The top National Accountability Bureau (NAB) summoned Sharif and his sons Hassan and Hussain Nawaz to question them about money laundering and their London properties revealed in the Panama Papers.
Some members of Sharif’s party said he will cooperate with investigators only after the Supreme Court reviews his complaint against its previous decision to oust him.
Pakistan’s top court disqualified Sharif end of July from continuing to act as prime minister because it found he possessed a working permit in the UAE which a firm owned by his son obtained for him.
The court ordered NAB to probe money laundering and offshore wealth accusations against Sharif, his children, son-in-law and finance minister Ishaq Dar.
The ten-member NAB investigation team traveled from Rawalpindi to Lahore to record the statements of Sharif and his sons but the family refused to meet with them.
"The money laundering network is probably the biggest in Asia," said Fawad Chaudhry, the spokesman for Pakistan’s Tehreek-e-Insaf (PTI) party which criticized Sharif before.

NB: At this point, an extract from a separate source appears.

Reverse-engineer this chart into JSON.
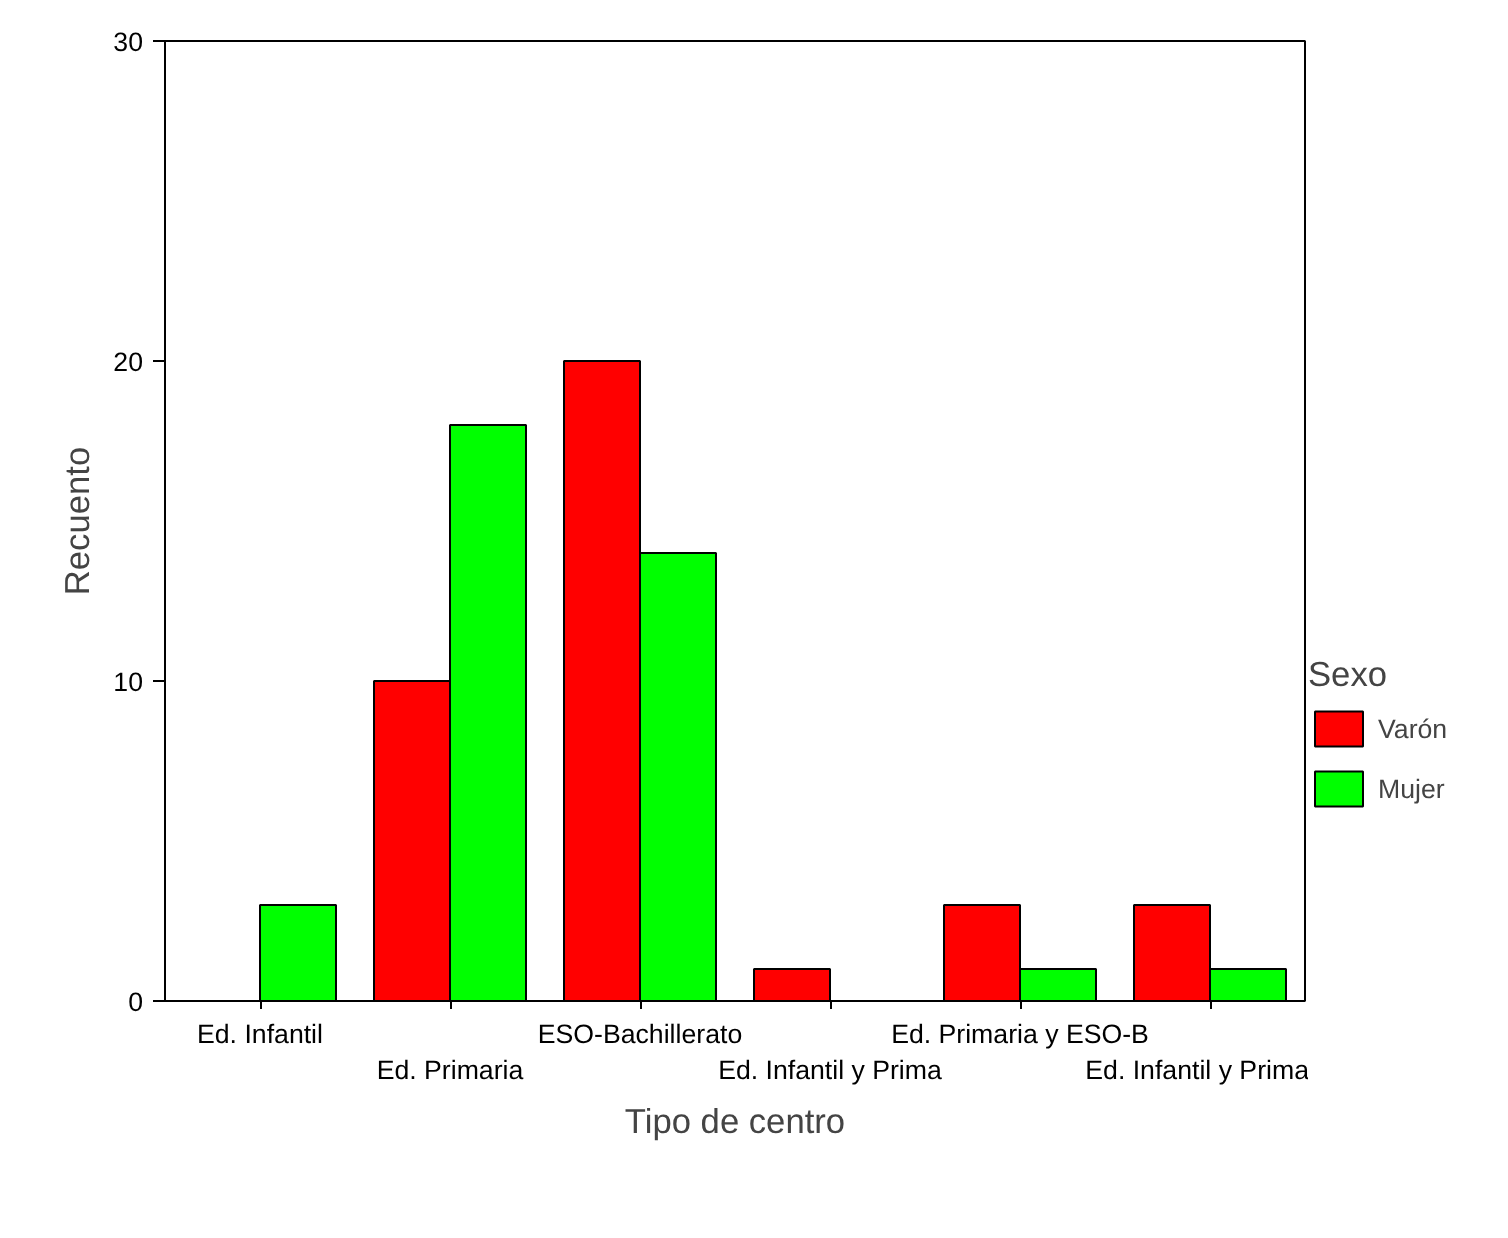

He also accused the current Prime Minister, Shahid Khaqan Abbasi, of acting like a "puppet prime minister" and by doing nothing “siding with the money laundering network."
Yasser Latif Hamdani, an Islamabad based renowned lawyer, told OCCRP, that “if the Sharifs won’t present themselves before the investigation team, then they will be arrested.”
Last week, Sharif held a defiant roadshow with thousands of supporters from Islamabad to Lahore to project his political strength after the Supreme Court verdict.
The NAB said it will summon the Sharifs for a second time and if they don’t respond, then for a final third time.